IAU 2000B is more than an order of magnitude smaller than IAU 2000A but achieves 1 mas accuracy throughout 1995-2050.


But I have not yet succeeded in comparing them in such a way as to produce a difference that small. When I compare the angles they return each day over the two decades 2000–2020, I see a difference in the first angle — delta psi — of >2 mas. Using the USNO NOVAS implementation of the two series, because it was easier to install (pip install novas) than pysofa, I get:

from math import tau
from novas.compat.nutation import iau2000a, iau2000b
T0 = 2451545.0  # Year 2000.0

dpsi_differences = []
deps_differences = []

for day in range(0, 366 * 20):  # Years 2000.0 through ~2020
    dpsi_a, deps_a = iau2000a(T0, day)
    dpsi_b, deps_b = iau2000b(T0, day)
    dpsi_differences.append(abs(dpsi_a - dpsi_b))
    deps_differences.append(abs(deps_a - deps_b))

def report_difference(name, differences):
    radians = max(differences)
    days = differences.index(radians)
    degrees = radians / tau * 360.0
    arcminutes = degrees * 60.0
    arcseconds = arcminutes * 60.0
    mas = arcseconds * 1000.0
    print('Maximum difference for {}: {:.4f} mas at T0 + {} days'
          .format(name, mas, days))

report_difference('delta psi', dpsi_differences)
report_difference('delta epsilon', deps_differences)

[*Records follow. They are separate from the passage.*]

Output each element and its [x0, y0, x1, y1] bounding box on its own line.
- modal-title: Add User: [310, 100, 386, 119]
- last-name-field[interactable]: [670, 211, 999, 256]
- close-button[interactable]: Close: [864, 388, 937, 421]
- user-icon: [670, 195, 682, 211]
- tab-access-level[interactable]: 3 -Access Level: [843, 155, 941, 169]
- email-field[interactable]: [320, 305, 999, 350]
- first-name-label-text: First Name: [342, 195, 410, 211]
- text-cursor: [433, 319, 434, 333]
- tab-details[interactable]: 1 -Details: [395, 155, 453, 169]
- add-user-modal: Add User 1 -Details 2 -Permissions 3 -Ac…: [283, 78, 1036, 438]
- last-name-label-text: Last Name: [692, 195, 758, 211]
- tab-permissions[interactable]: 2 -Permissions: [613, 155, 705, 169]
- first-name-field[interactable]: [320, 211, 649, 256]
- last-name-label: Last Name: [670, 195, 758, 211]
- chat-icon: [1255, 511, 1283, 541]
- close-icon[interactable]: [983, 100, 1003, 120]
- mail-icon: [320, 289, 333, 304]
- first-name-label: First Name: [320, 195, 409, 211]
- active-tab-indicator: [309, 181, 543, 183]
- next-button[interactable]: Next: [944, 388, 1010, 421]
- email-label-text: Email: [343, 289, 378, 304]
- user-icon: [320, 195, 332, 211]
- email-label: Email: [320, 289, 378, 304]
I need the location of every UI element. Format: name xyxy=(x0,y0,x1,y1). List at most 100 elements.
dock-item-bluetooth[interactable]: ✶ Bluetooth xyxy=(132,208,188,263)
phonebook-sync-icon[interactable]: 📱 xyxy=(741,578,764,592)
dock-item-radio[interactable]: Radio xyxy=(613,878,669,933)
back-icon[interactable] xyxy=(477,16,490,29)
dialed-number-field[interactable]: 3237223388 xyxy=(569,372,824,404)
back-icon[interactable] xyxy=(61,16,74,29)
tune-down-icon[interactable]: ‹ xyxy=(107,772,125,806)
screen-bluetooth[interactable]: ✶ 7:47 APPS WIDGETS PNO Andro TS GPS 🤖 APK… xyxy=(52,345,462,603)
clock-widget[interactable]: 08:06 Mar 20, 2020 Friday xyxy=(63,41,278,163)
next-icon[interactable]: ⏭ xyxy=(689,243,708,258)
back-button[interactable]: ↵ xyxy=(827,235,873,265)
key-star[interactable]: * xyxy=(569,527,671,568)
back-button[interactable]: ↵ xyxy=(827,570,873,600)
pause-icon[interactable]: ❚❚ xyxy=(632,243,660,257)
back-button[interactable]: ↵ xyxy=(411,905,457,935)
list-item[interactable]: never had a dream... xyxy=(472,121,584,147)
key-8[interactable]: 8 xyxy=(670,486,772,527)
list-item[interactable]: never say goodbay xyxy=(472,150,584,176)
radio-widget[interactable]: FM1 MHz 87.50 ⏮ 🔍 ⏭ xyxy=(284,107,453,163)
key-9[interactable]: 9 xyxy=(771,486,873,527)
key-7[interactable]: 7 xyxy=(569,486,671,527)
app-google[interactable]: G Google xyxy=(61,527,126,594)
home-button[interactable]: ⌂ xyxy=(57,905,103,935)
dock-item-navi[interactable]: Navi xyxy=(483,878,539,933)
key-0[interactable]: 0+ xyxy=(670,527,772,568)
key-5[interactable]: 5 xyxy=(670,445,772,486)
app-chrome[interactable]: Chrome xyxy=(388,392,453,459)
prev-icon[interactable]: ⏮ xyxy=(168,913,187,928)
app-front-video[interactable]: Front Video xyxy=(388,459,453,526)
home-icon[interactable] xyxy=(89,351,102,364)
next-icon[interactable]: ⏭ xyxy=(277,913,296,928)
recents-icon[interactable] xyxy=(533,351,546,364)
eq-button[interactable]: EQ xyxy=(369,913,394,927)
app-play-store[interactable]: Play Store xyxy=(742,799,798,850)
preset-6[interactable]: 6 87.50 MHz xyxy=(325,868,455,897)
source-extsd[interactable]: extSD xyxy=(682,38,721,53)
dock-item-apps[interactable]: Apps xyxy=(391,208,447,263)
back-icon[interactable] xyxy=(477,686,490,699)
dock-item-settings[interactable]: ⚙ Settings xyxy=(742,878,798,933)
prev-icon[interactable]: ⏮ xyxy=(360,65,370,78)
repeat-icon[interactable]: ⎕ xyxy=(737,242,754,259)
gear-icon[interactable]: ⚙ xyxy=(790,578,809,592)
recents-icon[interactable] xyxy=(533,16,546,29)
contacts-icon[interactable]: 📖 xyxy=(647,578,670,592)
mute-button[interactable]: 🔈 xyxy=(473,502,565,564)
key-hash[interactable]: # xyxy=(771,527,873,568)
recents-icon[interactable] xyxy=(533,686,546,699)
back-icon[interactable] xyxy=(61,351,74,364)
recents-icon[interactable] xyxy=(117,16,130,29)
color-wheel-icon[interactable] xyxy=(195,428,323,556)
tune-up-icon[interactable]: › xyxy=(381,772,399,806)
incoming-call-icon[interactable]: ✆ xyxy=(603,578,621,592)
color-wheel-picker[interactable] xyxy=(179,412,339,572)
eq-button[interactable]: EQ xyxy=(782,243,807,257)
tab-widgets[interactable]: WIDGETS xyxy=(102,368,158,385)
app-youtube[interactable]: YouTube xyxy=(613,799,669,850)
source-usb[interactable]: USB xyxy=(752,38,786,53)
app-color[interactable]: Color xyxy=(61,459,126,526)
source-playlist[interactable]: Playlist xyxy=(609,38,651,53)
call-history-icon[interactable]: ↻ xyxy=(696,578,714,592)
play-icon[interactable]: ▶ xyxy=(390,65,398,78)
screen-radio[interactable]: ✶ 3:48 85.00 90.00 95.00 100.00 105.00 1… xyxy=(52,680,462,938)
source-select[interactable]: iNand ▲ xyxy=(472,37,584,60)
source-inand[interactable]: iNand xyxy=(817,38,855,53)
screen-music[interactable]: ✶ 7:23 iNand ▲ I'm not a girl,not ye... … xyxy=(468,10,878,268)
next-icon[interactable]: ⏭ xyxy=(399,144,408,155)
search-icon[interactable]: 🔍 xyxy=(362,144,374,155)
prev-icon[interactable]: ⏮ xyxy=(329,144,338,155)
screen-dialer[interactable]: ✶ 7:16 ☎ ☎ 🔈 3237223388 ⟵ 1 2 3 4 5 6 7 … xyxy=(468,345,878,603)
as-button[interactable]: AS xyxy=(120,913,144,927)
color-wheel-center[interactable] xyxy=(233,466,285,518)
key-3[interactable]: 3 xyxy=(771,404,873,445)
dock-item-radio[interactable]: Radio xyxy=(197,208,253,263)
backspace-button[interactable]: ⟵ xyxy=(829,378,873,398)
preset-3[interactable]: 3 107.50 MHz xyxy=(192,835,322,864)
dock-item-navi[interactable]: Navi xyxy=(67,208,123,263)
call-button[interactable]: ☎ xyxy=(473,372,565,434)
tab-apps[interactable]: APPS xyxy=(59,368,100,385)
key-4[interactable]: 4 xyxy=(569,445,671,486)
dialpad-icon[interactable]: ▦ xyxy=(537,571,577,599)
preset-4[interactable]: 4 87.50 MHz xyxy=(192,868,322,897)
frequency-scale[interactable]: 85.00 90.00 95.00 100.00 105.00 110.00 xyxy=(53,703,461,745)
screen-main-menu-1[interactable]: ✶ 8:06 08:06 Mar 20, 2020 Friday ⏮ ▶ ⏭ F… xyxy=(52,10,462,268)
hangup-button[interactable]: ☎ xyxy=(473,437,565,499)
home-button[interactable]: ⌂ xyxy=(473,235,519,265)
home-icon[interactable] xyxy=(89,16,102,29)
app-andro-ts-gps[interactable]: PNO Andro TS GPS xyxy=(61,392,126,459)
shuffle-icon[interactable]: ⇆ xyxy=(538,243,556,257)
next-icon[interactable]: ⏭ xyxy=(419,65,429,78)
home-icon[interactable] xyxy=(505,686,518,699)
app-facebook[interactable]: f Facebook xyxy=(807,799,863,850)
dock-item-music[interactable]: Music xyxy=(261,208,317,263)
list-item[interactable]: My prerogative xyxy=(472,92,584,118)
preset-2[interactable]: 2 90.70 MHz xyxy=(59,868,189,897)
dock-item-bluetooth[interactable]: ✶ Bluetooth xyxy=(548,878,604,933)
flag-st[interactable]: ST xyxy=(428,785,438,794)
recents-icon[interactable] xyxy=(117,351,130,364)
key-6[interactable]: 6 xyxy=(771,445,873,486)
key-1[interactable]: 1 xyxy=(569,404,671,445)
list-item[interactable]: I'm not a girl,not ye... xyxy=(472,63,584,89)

Maximum difference for delta psi: 2.1867 mas at T0 + 1396 days
Maximum difference for delta epsilon: 0.8631 mas at T0 + 7017 days

Am I misinterpreting the output of the NOVAS routines? Or, alternately, am I misunderstanding the meaning of the two angles? I understand the angles as being a pair of rotations which each, in the worse case — that of a point on the great circle of the rotation — will move a coordinate through the same angle as the rotation itself. So I understand a 2.1867 mas difference in Δpsi, for example, as changing sky coordinates by a maximum of that same 2.1867 mas when the nutation matrix is used to translate coordinates into or out of the equinox-of-date.

My next step would be trying to get the sofa library installed locally and then running a similar routine against it in case the NOVAS implementation is simply broken, but before trying to install a library by hand, I wanted to double check in case my understanding of the angles was itself faulty.

Thanks for any snags that can be identified in my reasoning!

  • $\begingroup$ Any thoughts on this answer? I've added a bounty but I'm not familliar with the topic enough to judge how well it answers your question. $\endgroup$ – uhoh Jun 17 '20 at 0:30
  • 1
    $\begingroup$ My first attempt to compare the two models for a set of representative points all around the sky suggested a 7 mas maximum difference between them, so I suspect the script is faulty. So I have not yet verified its claim that an angle of rotation can yield less than its own angle of effect on actual coordinates. $\endgroup$ – Brandon Rhodes Jun 18 '20 at 1:03

I suspect that the problem is in your assumption that changes in $\Delta \epsilon$ or $\Delta \psi$ lead to coordinate changes of the same size. In fact, the position of the equator and celestial pole are complex functions of those angles, notably with both positive and negative terms. If you look at Equations (8) and (9) (for the coordinates $X$ and $Y$ of the pole) in the 2008 A&A paper you linked to, you can see this dependence. For example, in the $X$ equation, there is a $\Delta \psi \sin \epsilon_0$ term, but later there is also a $- (\psi^2_A / 2) \Delta \psi \sin \epsilon_0)$ term that could at least partially cancel it for a given value of $\Delta \psi$. There are also cross terms between $\Delta \psi$ and $\Delta \epsilon$.

While those equations are only for an approximation to IAU 2000B, looking at Capitaine & Wallace 2006 for the exact equation (Eq. 36) shows the same behavior, i.e. that there are both positive and negative terms, as well as cross terms, involving those quantities.

So to do a comparison of accuracy, I think you would need to calculate the $X, Y$ coordinates of the pole and the position $s$ of the origin with both models, and compare those.